Being the system administrator/engineer that I am, naturally I had to do the usual lockdowns/system updates/etc… the updates took all night, I could hear that poor harddrive rattling away as stuff was downloading to it and running install scripts/etc.  Afterwards, I had her side by side with mine and they were nearly cousins.  Of course there’s a speed difference since I need to increase the RAM to 1GB a little later, but that aside.
I was worried about not finding software for the PowerPC processor since Apple has all but foresaken it… not to worry.  With so many fans of the chipset, there are lots of open source applications and even shareware/freeware softwares.  There are some universal-apps compiled to run on both PowerPC & Intel Macs as well, I found out. (impressive…)  There’s even a virtual machine emulator called ‘Q’ that I have used for many years, and it’s available for the PowerPC processor… and it will run m68k, PowerPC, x86,x86-64, and Sun operating systems.  Now, keep in mind this machine is not for a techie, which makes it’s that much more awesome since it exceeds her needs.  I’m close to wanting one of these for myself as a hobby machine to tinker around…

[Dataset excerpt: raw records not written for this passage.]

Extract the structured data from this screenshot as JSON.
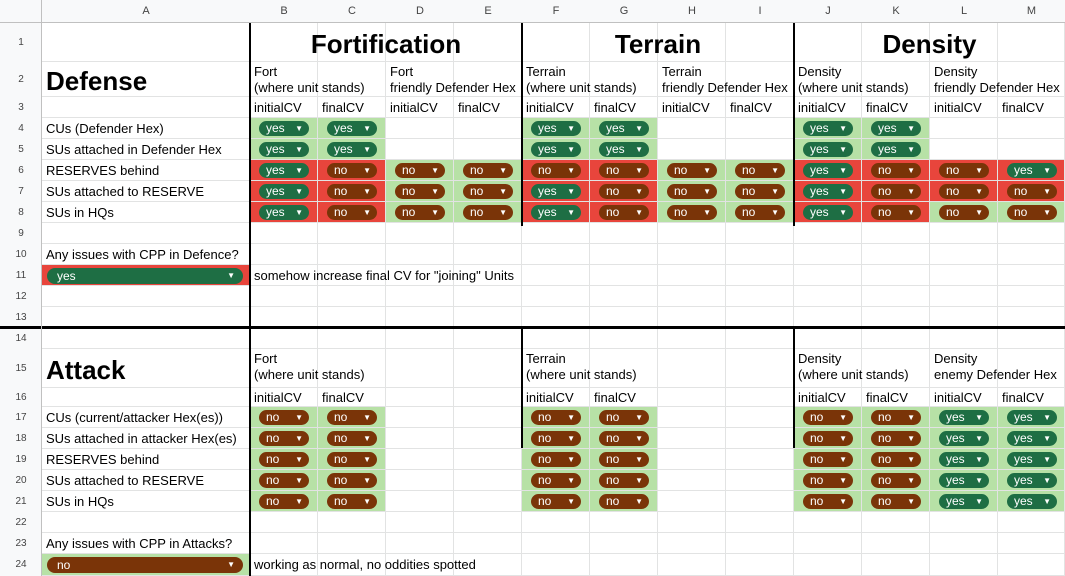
{
  "columns": [
    "A",
    "B",
    "C",
    "D",
    "E",
    "F",
    "G",
    "H",
    "I",
    "J",
    "K",
    "L",
    "M"
  ],
  "rows": [
    "1",
    "2",
    "3",
    "4",
    "5",
    "6",
    "7",
    "8",
    "9",
    "10",
    "11",
    "12",
    "13",
    "14",
    "15",
    "16",
    "17",
    "18",
    "19",
    "20",
    "21",
    "22",
    "23",
    "24"
  ],
  "groups": {
    "fortification": "Fortification",
    "terrain": "Terrain",
    "density": "Density"
  },
  "defense": {
    "title": "Defense",
    "col_headers": {
      "B": "Fort\n(where unit stands)",
      "D": "Fort\nfriendly Defender Hex",
      "F": "Terrain\n(where unit stands)",
      "H": "Terrain\nfriendly Defender Hex",
      "J": "Density\n(where unit stands)",
      "L": "Density\nfriendly Defender Hex"
    },
    "cv_labels": [
      "initialCV",
      "finalCV",
      "initialCV",
      "finalCV",
      "initialCV",
      "finalCV",
      "initialCV",
      "finalCV",
      "initialCV",
      "finalCV",
      "initialCV",
      "finalCV"
    ],
    "row_labels": [
      "CUs (Defender Hex)",
      "SUs attached in Defender Hex",
      "RESERVES behind",
      "SUs attached to RESERVE",
      "SUs in HQs"
    ],
    "values": [
      [
        "yes",
        "yes",
        "",
        "",
        "yes",
        "yes",
        "",
        "",
        "yes",
        "yes",
        "",
        ""
      ],
      [
        "yes",
        "yes",
        "",
        "",
        "yes",
        "yes",
        "",
        "",
        "yes",
        "yes",
        "",
        ""
      ],
      [
        "yes",
        "no",
        "no",
        "no",
        "no",
        "no",
        "no",
        "no",
        "yes",
        "no",
        "no",
        "yes"
      ],
      [
        "yes",
        "no",
        "no",
        "no",
        "yes",
        "no",
        "no",
        "no",
        "yes",
        "no",
        "no",
        "no"
      ],
      [
        "yes",
        "no",
        "no",
        "no",
        "yes",
        "no",
        "no",
        "no",
        "yes",
        "no",
        "no",
        "no"
      ]
    ],
    "question": "Any issues with CPP in Defence?",
    "answer": "yes",
    "note": "somehow increase final CV for \"joining\" Units"
  },
  "attack": {
    "title": "Attack",
    "col_headers": {
      "B": "Fort\n(where unit stands)",
      "F": "Terrain\n(where unit stands)",
      "J": "Density\n(where unit stands)",
      "L": "Density\nenemy Defender Hex"
    },
    "cv_labels": [
      "initialCV",
      "finalCV",
      "initialCV",
      "finalCV",
      "initialCV",
      "finalCV",
      "initialCV",
      "finalCV"
    ],
    "row_labels": [
      "CUs (current/attacker Hex(es))",
      "SUs attached in attacker Hex(es)",
      "RESERVES behind",
      "SUs attached to RESERVE",
      "SUs in HQs"
    ],
    "values": [
      [
        "no",
        "no",
        "no",
        "no",
        "no",
        "no",
        "yes",
        "yes"
      ],
      [
        "no",
        "no",
        "no",
        "no",
        "no",
        "no",
        "yes",
        "yes"
      ],
      [
        "no",
        "no",
        "no",
        "no",
        "no",
        "no",
        "yes",
        "yes"
      ],
      [
        "no",
        "no",
        "no",
        "no",
        "no",
        "no",
        "yes",
        "yes"
      ],
      [
        "no",
        "no",
        "no",
        "no",
        "no",
        "no",
        "yes",
        "yes"
      ]
    ],
    "question": "Any issues with CPP in Attacks?",
    "answer": "no",
    "note": "working as normal, no oddities spotted"
  },
  "colors": {
    "yes_chip": "#1e6e44",
    "no_chip": "#7a3408",
    "green_fill": "#b7e1a6",
    "red_fill": "#e8453c"
  },
  "icons": {
    "dropdown": "dropdown-arrow-icon"
  }
}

So, tonight I finish up the clean-up and get the software necessary for her use onto it.  After that, get a Gentoo-PPC livecd and boot/backup the harddrive.  I do want to make some alterations to it a couple months from now, which includes a variable-speed fan regulator to quiet it down, 2x512MB ram modules, & a 160GB harddrive to max out it’s capabilities.

EDIT/ADDENDUM:
I decided it’d be nice to have a PowerPC machine as a “server” (a headless device in this case) for home, so I picked up an older Mac Mini G4 off of EBay of the same spec as the machine I got for my parents. I’ll plug a 1Gb ram module in it, and look at firewire enclosures for SATA harddrives. (MUCH cheaper than a firewire external harddrive sold today…) Interesting, you remove the CRT from the mix, and it’s not much larger than an AppleTV unit.

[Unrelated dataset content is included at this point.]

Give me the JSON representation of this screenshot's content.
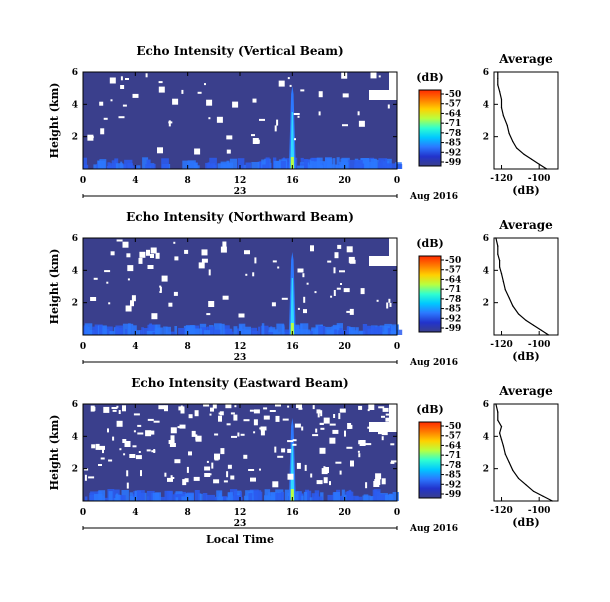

EDIT/ADDITION 5/26/2011: What I ended up doing is purchasing a 1TB USB 2.0 harddrive and plugging it into the back of a Mac Mini.  Of course I had to blast it and format it to the proper filesystem, but that’s normal.  It boots off of the internal harddrive, and shares the USB drive across the network.  Makes it nice to not be forced to use an internal standard like SATA, or something more expensive like Firewire.  I have a Firewire harddrive, but I have it as a tool/emergency disk since it’s easily bootable.